The last point of discussion should be the lack of systematic viral analysis. Viruses, such as herpes viruses, have long been implicated as either causative agents or propagators of inflammation in ILDs. To date, current cultures of lung-tissue specimens have failed to provide evidence of viable viral organisms. Indirect evidence comes from studies reporting serologic evidence of exposure to numerous viruses in individuals with a variety of ILDs. A link between viral infection and ILDs has been suggested by some studies that amplified viral DNA from lung-biopsy specimens [10]. It is possible that some viruses may precipitate hypersensitivity pneumonitis in predisposed individuals and/or occasional cases of ILD to occur during the course of well-documented viral infections, indicating that, at least in some situations, viruses may be the primary cause of ILD. The lack of definitive evidence implicating viral infection as a cause of ILDs does not rule out a potential role of viruses as a triggering event that may be important for the development of ILD in predisposed individuals.

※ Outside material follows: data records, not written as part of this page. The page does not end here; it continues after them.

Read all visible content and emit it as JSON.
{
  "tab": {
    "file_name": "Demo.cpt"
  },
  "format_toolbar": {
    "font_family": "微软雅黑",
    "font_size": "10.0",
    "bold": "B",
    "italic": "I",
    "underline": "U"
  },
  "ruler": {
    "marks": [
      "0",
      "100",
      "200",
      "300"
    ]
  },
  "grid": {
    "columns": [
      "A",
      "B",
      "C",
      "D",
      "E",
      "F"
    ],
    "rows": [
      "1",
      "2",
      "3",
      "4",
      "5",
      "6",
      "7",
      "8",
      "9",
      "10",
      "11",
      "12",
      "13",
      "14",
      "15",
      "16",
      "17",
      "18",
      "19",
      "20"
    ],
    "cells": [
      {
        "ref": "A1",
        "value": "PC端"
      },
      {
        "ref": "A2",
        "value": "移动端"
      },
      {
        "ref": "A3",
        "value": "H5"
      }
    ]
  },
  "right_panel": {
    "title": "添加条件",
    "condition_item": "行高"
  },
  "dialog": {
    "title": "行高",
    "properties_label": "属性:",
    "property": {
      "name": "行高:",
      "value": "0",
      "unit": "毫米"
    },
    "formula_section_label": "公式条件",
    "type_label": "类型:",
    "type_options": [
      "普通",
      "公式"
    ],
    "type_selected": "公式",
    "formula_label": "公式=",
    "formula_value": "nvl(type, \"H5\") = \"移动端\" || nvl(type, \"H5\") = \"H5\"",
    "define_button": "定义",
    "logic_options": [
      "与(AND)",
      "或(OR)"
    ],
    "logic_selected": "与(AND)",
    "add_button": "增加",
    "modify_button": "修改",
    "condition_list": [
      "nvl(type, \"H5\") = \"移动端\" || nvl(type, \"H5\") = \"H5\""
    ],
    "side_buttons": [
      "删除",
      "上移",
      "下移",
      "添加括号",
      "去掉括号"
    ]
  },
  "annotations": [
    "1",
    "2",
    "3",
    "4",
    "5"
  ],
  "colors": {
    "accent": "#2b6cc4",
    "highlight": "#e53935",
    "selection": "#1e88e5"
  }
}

Beyond the economic point of view, the article by Fibla et al., clearly underlines the limits of the traditional phenotypic method of culture applied in ILD, prioritizing bacteria rather than virus and leading to potential diagnosis errors. Considering the severity of ILD and its prognosis, microbiological analyses should be dramatically improved by the way of modern and innovating techniques of microbiological identification.